I think we have this in terms of the peers.json endpoint for byte-count
concerns.  For security, we only go per-project; I don't think we're
exposing any new information; and anyone doing multi-tenant should either
be using projects or be blocking 169.254 anyway.

We already have a mechanism now where an instance can push metadata as a
> way of Windows instances sharing their passwords - so maybe this could
> build
> on that somehow - for example each instance pushes the data its willing to
> share
> with other instances owned by the same tenant ?
>

I do like that and think it would be very cool, but it is much more complex
to implement I think.  It also starts to become a different problem: I do
think we need a state-store, like Swift or etcd or Zookeeper that is easily
accessibly to the instances.  Indeed, one of the things I'd like to build
using this blueprint is a distributed key-value store which would offer
that functionality.  But I think that having peer discovery is a much more
tightly defined blueprint, whereas some form of shared read-write
data-store is probably top-level project complexity.


>
> > On external agents doing the configuration: yes, they could put this
> into user
> > defined metadata, but then we're tied to a configuration system.  We have
> > to get 20 configuration systems to agree on a common format (Heat,
> Puppet,
> > Chef, Ansible, SaltStack, Vagrant, Fabric, all the home-grown systems!)
>  It
> > also makes it hard to launch instances concurrently (because you want
> node
> > #2 to have the metadata for node #1, so you have to wait for node #1 to
> get
> > an IP).
> >
> Well you've kind of got to agree on a common format anyway haven't you
> if the information is going to come from metadata ?   But I get your other
> points.
>

We do have to define a format, but because we only implement it once if we
do it at the Nova level I hope that there will be much more pragmatism than
if we had to get the configuration cabal to agree.  We can implement the
format, and if consumers want the functionality that's the format they must
parse :-)


>  I'd just like to
> see it separate from the existing metadata blob, and on an opt-in basis


Separate: is peers.json enough?  I'm not sure I'm understanding you here.

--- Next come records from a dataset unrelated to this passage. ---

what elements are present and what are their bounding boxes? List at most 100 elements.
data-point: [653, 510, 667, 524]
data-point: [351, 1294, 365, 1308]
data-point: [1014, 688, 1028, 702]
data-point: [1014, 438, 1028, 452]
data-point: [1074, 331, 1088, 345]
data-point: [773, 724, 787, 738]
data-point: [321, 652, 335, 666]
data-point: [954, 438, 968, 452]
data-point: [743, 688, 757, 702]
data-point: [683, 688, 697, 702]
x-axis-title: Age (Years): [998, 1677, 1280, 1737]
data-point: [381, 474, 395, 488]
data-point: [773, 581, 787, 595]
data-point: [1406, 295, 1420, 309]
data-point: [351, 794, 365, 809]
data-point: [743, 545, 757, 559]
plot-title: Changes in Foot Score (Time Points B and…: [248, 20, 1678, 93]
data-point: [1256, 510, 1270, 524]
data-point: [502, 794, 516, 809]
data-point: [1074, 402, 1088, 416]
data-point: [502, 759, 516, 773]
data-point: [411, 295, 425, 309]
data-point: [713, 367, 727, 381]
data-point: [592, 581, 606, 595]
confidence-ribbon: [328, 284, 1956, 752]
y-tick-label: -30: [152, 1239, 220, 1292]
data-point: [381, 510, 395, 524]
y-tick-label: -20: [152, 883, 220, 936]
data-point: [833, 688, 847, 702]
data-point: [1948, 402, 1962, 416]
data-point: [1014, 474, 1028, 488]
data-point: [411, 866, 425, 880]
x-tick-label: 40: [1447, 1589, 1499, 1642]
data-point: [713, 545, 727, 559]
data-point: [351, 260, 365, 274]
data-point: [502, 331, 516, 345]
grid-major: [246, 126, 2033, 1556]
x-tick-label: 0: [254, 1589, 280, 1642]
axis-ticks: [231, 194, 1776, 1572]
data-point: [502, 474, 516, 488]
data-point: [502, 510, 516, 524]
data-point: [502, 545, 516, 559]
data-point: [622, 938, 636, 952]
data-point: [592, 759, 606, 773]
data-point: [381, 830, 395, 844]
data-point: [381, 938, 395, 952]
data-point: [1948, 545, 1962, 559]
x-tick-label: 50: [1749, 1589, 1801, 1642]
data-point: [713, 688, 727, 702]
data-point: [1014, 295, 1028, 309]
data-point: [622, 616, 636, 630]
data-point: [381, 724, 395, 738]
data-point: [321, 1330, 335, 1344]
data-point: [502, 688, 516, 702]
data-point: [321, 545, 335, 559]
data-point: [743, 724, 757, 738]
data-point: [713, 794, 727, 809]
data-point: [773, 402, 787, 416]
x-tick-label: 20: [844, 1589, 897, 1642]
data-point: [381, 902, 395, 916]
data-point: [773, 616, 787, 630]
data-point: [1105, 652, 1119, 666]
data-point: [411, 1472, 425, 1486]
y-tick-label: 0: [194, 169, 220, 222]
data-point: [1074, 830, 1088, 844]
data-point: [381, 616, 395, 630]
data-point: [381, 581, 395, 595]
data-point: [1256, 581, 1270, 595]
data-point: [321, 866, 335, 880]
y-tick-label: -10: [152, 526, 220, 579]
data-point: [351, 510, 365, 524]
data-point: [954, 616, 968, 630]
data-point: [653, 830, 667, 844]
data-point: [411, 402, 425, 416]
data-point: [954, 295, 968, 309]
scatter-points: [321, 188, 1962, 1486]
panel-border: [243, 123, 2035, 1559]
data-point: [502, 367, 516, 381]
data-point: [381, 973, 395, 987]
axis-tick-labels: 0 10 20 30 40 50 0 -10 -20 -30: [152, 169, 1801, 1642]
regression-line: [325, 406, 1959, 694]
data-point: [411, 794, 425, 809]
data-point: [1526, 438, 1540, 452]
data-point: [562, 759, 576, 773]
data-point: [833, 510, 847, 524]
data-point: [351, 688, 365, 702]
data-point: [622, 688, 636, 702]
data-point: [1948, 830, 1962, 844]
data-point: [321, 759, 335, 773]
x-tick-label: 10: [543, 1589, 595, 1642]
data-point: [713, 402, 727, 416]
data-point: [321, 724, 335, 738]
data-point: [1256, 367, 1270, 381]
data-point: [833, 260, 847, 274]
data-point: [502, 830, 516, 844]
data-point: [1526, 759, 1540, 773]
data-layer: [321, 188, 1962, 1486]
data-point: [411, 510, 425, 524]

Opt-in:   IMHO, the danger of our OpenStack
everything-is-optional-and-configurable approach is that we end up in a
scenario where nothing is consistent and so nothing works "out of the box".
 I'd much rather hash-out an agreement about what is safe to share, even if
that is just IPs, and then get to the point where it is globally enabled.
 Would you be OK with it if it was just a list of IPs?